Priscila R. Celestino

Faculdade de Educação, Unicamp

 A princípio, o meu interesse na leitura de O som do rugido da onça foi pela temática dos povos ancestrais e a ideia da descrição da floresta amazônica, e mesmo por um conflito entre povos indígenas e homens brancos vindos do ocidente, que nada conheciam sobre a cultura do país chamado Brasil. No entanto, Micheliny Verunschk retratou, através de sua narrativa, o conflito não apenas entre povos da floresta e os vindos de além–mar, mas, também, conflitos internos, através de personagens bem construídas.

Situando o leitor no tema sobre o qual quer tratar, a autora inicia a narrativa com a frase “Quando Nimúe criou o mundo, o fez a partir de seu próprio corpo”, remetendo ao princípio criador, originário das narrativas dos povos ancestrais, aproximando o leitor do contexto da obra.
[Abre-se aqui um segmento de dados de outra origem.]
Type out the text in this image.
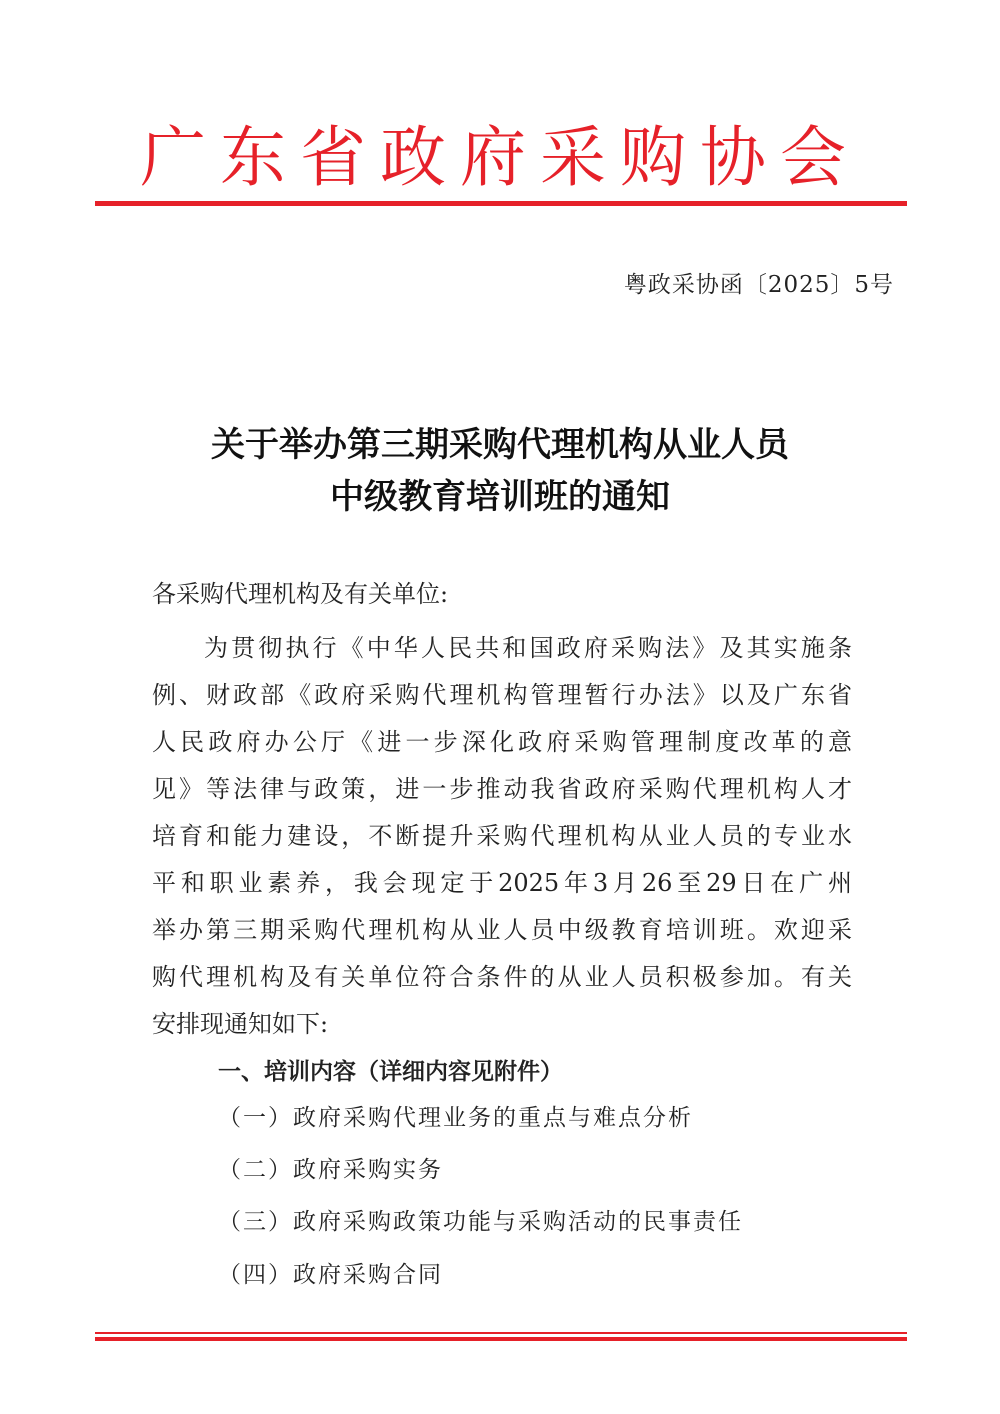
广东省政府采购协会
粤政采协函〔2025〕5号
关于举办第三期采购代理机构从业人员
中级教育培训班的通知
各采购代理机构及有关单位:
为贯彻执行《中华人民共和国政府采购法》及其实施条
例、财政部《政府采购代理机构管理暂行办法》以及广东省
人民政府办公厅《进一步深化政府采购管理制度改革的意
见》等法律与政策，进一步推动我省政府采购代理机构人才
培育和能力建设，不断提升采购代理机构从业人员的专业水
平和职业素养，我会现定于2025年3月26至29日在广州
举办第三期采购代理机构从业人员中级教育培训班。欢迎采
购代理机构及有关单位符合条件的从业人员积极参加。有关
安排现通知如下:
一、培训内容（详细内容见附件）
（一）政府采购代理业务的重点与难点分析
（二）政府采购实务
（三）政府采购政策功能与采购活动的民事责任
（四）政府采购合同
A personagem principal é Iñe-e, uma menina indígena, filha do chefe da aldeia do povo Miranha, irmã gêmea de um menino – Tsittsi. Um dia tem um encontro com Tipai uu, a Onça, Dona da Caça e inimiga do seu povo. É a partir desse momento que o seu destino e o dos cientistas alemães Martius e Spix se encontram, pois seu pai, acreditando que a menina fora encantada pela Onça, resolve entregá-la aos homens brancos. Assim, Iñe-e é levada juntamente com o menino Juri, outro indígena, inimigo do povo Miranha, filho do chefe da aldeia Juri, para além-mar, à distante cidade de Munique, na Alemanha do século XIX.

Há um entrelaçamento no tempo da narrativa do século em que vive Iñe-e e o século atual, quando entra na história a personagem Josefa, uma mulher mestiça com ascendência indígena, que migrou do norte do Brasil para São Paulo. As cenas, a partir desse momento, vão se intercalando, descrevendo a viagem de Iñe-e, a vida de Josefa e seu conflito de identidade.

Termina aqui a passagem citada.